I jerked back, gazing at the paling flames with my mouth agape – suddenly, they chilled my hands to the bone. And Linda was shrinking while her still-shadowy form broke apart and the silver words unravelled from my arms and fell, silently. Soon, they lay flat on the floor in a mess of a first draft and what had seemed so beautiful only moments before was now humiliating to reread, the letters spindly and the story melodramatic. Linda’s face now seemed obscenely, infuriatingly arrogant, the world around her unoriginal and ugly. I stared at her, my lips pressed together.

How was this the same, glowing flash of inspiration I’d released into the hearth, only hours ago? It was horrible… “If you want to keep me, you’ll have to stoke the fire again.” Linda’s voice cut into my thoughts. She crossed her arms. “The first flame has died. You decide if you’ll continue.”

Did I want to?

I exhaled slowly as the fire flickered lower and lower in the half-darkness, eyeing the doorway of my bedroom longingly. I could give up. I could stop here, start something else, get that euphoric rush of getting to know strange characters and creating another world again once I’d caught a new idea. I stretched my back as I kicked aside the heap of my first draft… yes, I would do that… start a new project… I didn’t really have much passion left for this one…

When I turned, I could still see a blue shadow wavering on the floorboards. I paused. Made to leave. Paused again. I forced my legs to move inside my room and had almost closed the door…

But in the darkness of my unlit room, I could still see the outline of the cerulean flames etched on the inside of my eyelids – fire and water, all at once.

Before I knew it, I was staggering back to the word-strewn fireside with armfuls of wood, throwing it onto the fire, fanning it desperately. Linda had vanished. There were only faint sparks of blue shimmering around the edges. “I’m not giving up on you,” I hissed, rushing for the stack of kindling I kept on my porch. I chucked it all on, then, gritting my teeth, I glared at the fireplace and willed it to alight. “Please, please…”

A gleaming tongue of blue heat wrapped itself around the logs.

Face glowing, I unravelled the tangle of my draft, ripping out parts and throwing them into the fire, using their ashes to craft something different but tied to what I’d had before, adding new sentences, restructuring it so that it was deeper, firmer, so the letters gained a kind of new dimension to their beauty. As Linda reappeared and I moulded her pigheaded nature into likeable stubbornness, shaping her interests and her personality, a thought occurred to me.

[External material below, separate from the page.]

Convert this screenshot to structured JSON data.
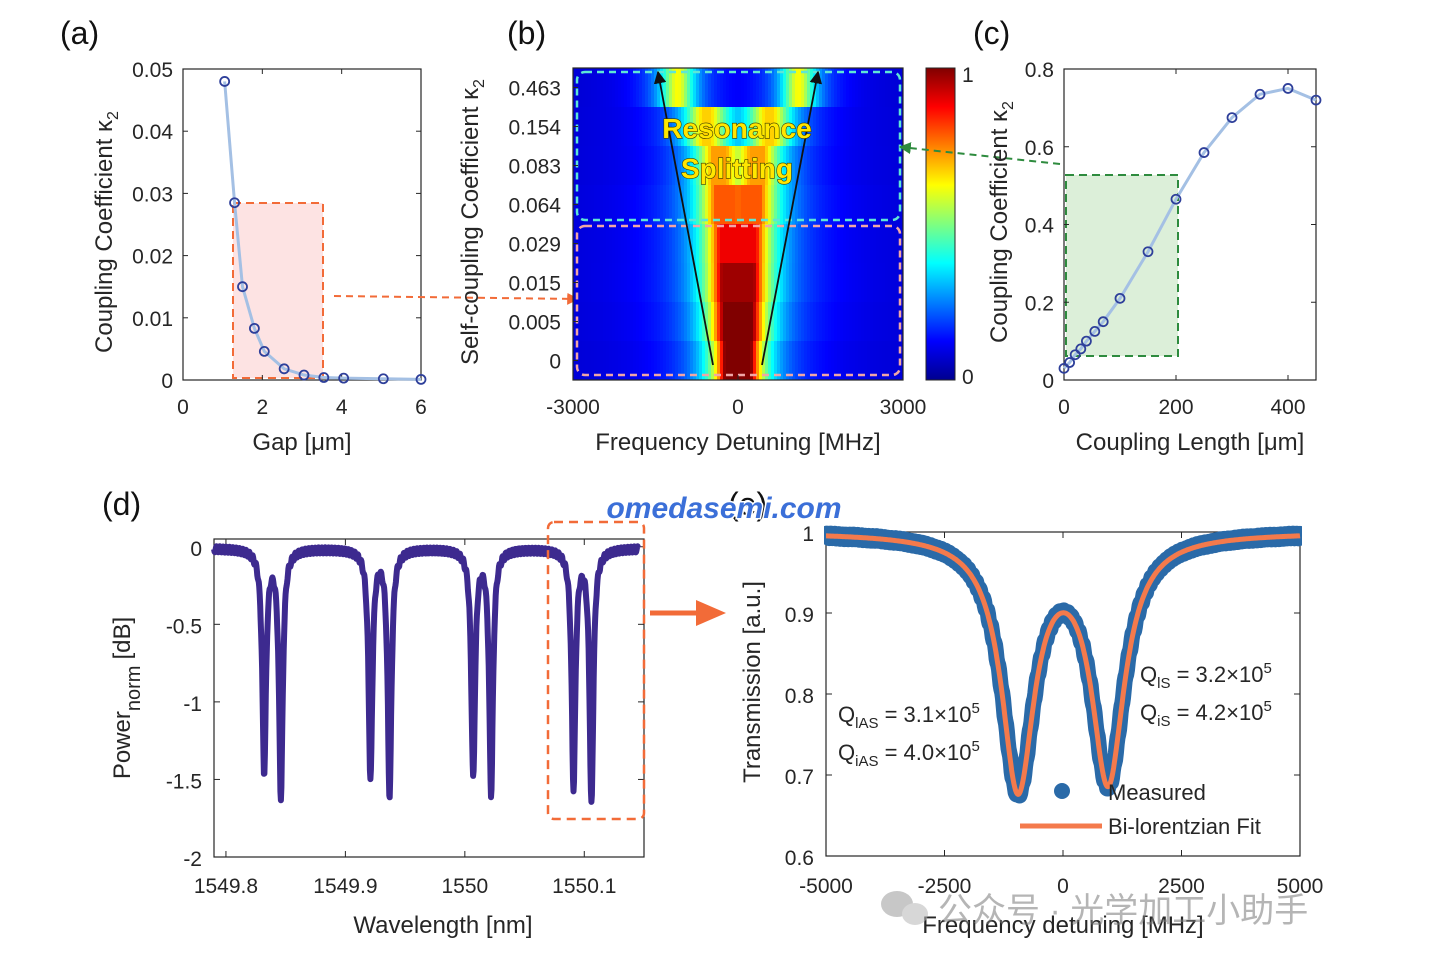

Perhaps finding inspiration wasn’t the hardest part of writing. After all, even though it had taken a while, I’d captured it in an instant. But this, clinging to the idea and developing and redeveloping it while the flames erred between scorching heat and subzero temperatures, my heart bleeding along with my characters’… it took all the strength I had. Surely that was what made the difference between the amateur work I’d produced before and the rich, warm words that were pouring out of the open hearth now – I’d kept going.